For this 6-month study, researchers followed 69 patients, aged 20-69 years, with total cholesterol levels between 225-300 mg/dl after 2 months of diet therapy. Participants were randomized into two groups. One group (n = 39) took ENDUR-ACIN® (2 months), placebo (2 months), then ENDUR-ACIN® (2 months). The other group (n = 30) took placebo (2 months), ENDUR-ACIN® (2 months), then ENDUR-ACIN® (2 months). The daily ENDUR-ACIN® dosage was 1,500 mg to 2,000 mg.

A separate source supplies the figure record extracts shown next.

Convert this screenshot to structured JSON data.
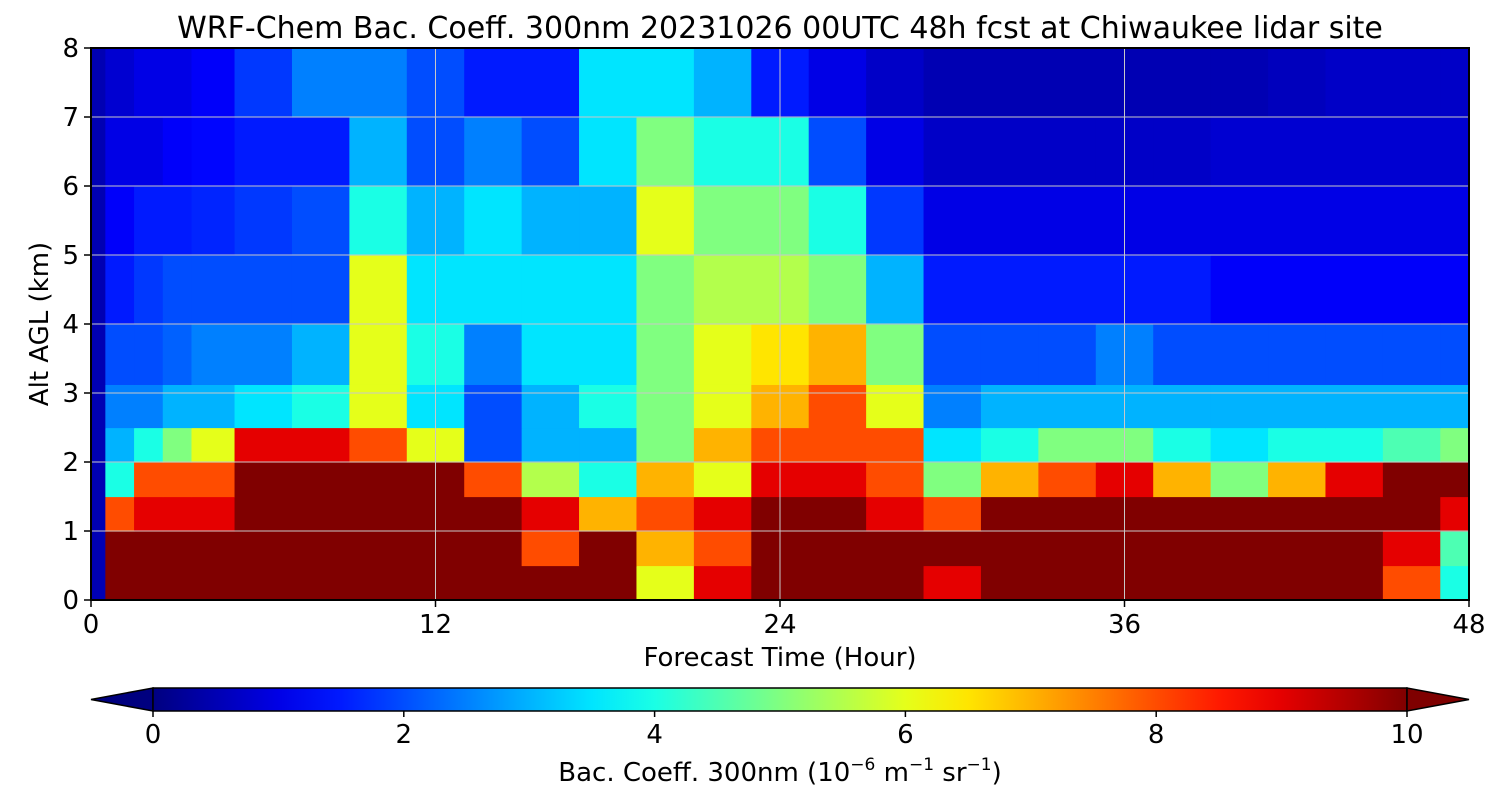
{
  "chart_data": {
    "type": "heatmap",
    "title": "WRF-Chem Bac. Coeff. 300nm  20231026 00UTC 48h fcst at Chiwaukee lidar site",
    "xlabel": "Forecast Time (Hour)",
    "ylabel": "Alt AGL (km)",
    "xlim": [
      0,
      48
    ],
    "ylim": [
      0,
      8
    ],
    "xticks": [
      "0",
      "12",
      "24",
      "36",
      "48"
    ],
    "yticks": [
      "0",
      "1",
      "2",
      "3",
      "4",
      "5",
      "6",
      "7",
      "8"
    ],
    "grid": true,
    "colormap": "jet",
    "colorbar": {
      "label_main": "Bac. Coeff. 300nm  (10",
      "label_exp1": "−6",
      "label_unit1": " m",
      "label_exp2": "−1",
      "label_unit2": " sr",
      "label_exp3": "−1",
      "label_close": ")",
      "ticks": [
        "0",
        "2",
        "4",
        "6",
        "8",
        "10"
      ],
      "range": [
        0,
        10
      ],
      "extend": "both",
      "under_color": "#00007f",
      "over_color": "#7f0000"
    },
    "x": [
      0,
      1,
      2,
      3,
      4,
      6,
      8,
      10,
      12,
      14,
      16,
      18,
      20,
      22,
      24,
      26,
      28,
      30,
      32,
      34,
      36,
      38,
      40,
      42,
      44,
      46,
      48
    ],
    "y": [
      0.25,
      0.75,
      1.25,
      1.75,
      2.25,
      2.75,
      3.5,
      4.5,
      5.5,
      6.5,
      7.5
    ],
    "z": [
      [
        0.5,
        10,
        10,
        10,
        10,
        10,
        10,
        10,
        10,
        10,
        10,
        10,
        6,
        9,
        10,
        10,
        10,
        9,
        10,
        10,
        10,
        10,
        10,
        10,
        10,
        8,
        4
      ],
      [
        0.5,
        10,
        10,
        10,
        10,
        10,
        10,
        10,
        10,
        10,
        8,
        10,
        7,
        8,
        10,
        10,
        10,
        10,
        10,
        10,
        10,
        10,
        10,
        10,
        10,
        9,
        4.5
      ],
      [
        0.5,
        8,
        9,
        9,
        9,
        10,
        10,
        10,
        10,
        10,
        9,
        7,
        8,
        9,
        10,
        10,
        9,
        8,
        10,
        10,
        10,
        10,
        10,
        10,
        10,
        10,
        9
      ],
      [
        0.5,
        4,
        8,
        8,
        8,
        10,
        10,
        10,
        10,
        8,
        5.5,
        4,
        7,
        6,
        9,
        9,
        8,
        5,
        7,
        8,
        9,
        7,
        5,
        7,
        9,
        10,
        10
      ],
      [
        0.5,
        3,
        4,
        5,
        6,
        9,
        9,
        8,
        6,
        2,
        3,
        3,
        5,
        7,
        8,
        8,
        8,
        3.5,
        4,
        5,
        5,
        4,
        3.5,
        4,
        4,
        4.5,
        5
      ],
      [
        0.5,
        2.5,
        2.5,
        3,
        3,
        3.5,
        4,
        6,
        3.5,
        2,
        3,
        4,
        5,
        6,
        7,
        8,
        6,
        2.5,
        3,
        3,
        3,
        3,
        3,
        3,
        3,
        3,
        3
      ],
      [
        0.5,
        2,
        2,
        2.2,
        2.5,
        2.5,
        3,
        6,
        4,
        2.5,
        3.5,
        3.5,
        5,
        6,
        6.5,
        7,
        5,
        2,
        2,
        2,
        2.5,
        2,
        2,
        2,
        2,
        2,
        2
      ],
      [
        0.5,
        1.5,
        1.8,
        2,
        2,
        2,
        2,
        6,
        3.5,
        3.5,
        3.5,
        3.5,
        5,
        5.5,
        5.5,
        5,
        3,
        1.5,
        1.5,
        1.5,
        1.5,
        1.5,
        1.2,
        1.2,
        1.2,
        1.2,
        1.2
      ],
      [
        0.5,
        1.2,
        1.5,
        1.5,
        1.6,
        1.8,
        2,
        4,
        3,
        3.5,
        3,
        3,
        6,
        5,
        5,
        4,
        1.8,
        1,
        1,
        1,
        1,
        1,
        1,
        1,
        1,
        1,
        1
      ],
      [
        0.5,
        1,
        1,
        1.2,
        1.3,
        1.5,
        1.5,
        3,
        2,
        2.5,
        2,
        3.5,
        5,
        4,
        4,
        2,
        1,
        0.7,
        0.7,
        0.7,
        0.7,
        0.7,
        0.8,
        0.8,
        0.8,
        0.8,
        0.8
      ],
      [
        0.5,
        0.8,
        1,
        1,
        1.2,
        1.8,
        2.5,
        2.5,
        2,
        1.5,
        1.5,
        3.5,
        3.5,
        3,
        1.5,
        1,
        0.7,
        0.5,
        0.5,
        0.5,
        0.5,
        0.5,
        0.5,
        0.6,
        0.7,
        0.7,
        0.7
      ]
    ]
  }
}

Results indicate ENDUR-ACIN® significantly reduced total cholesterol, low-density (LDL) lipoprotein cholesterol, and triglyceride levels and significantly increased high-density lipoprotein (HDL) cholesterol. Apolipoprotein A-I and apolipoprotein B levels significantly improved. Treatment also decreased plasma cholesterol ester transfer protein (CETP) activity and increased cholesterol-esterifying capacity (see Table 1). A 5% dropout rate was reported related to treatment intolerance.
|Table 1. Changes in Blood Lipid Parameters with ENDUR-ACIN® Treatment|
|Parameter||EPE Group||PEE Group|
|Plasma CETP activity||-17%||-14%|
|EPE indicates ENDUR-ACIN, placebo, ENDUR-ACIN treatment sequence; PEE, placebo, ENDUR-ACIN, ENDUR-ACIN treatment sequence, LDL, low-density lipoprotein, HDL, high-density lipoprotein, Apo-B, apolipoprotein B, Apo-A-I, apolipoprotein A-I, CETP, cholesterol ester transfer protein.|
These findings indicate that ENDUR-ACIN® is an effective, well-tolerated treatment for correcting disturbances in lipid transport systems in patient with hyperlipidemia.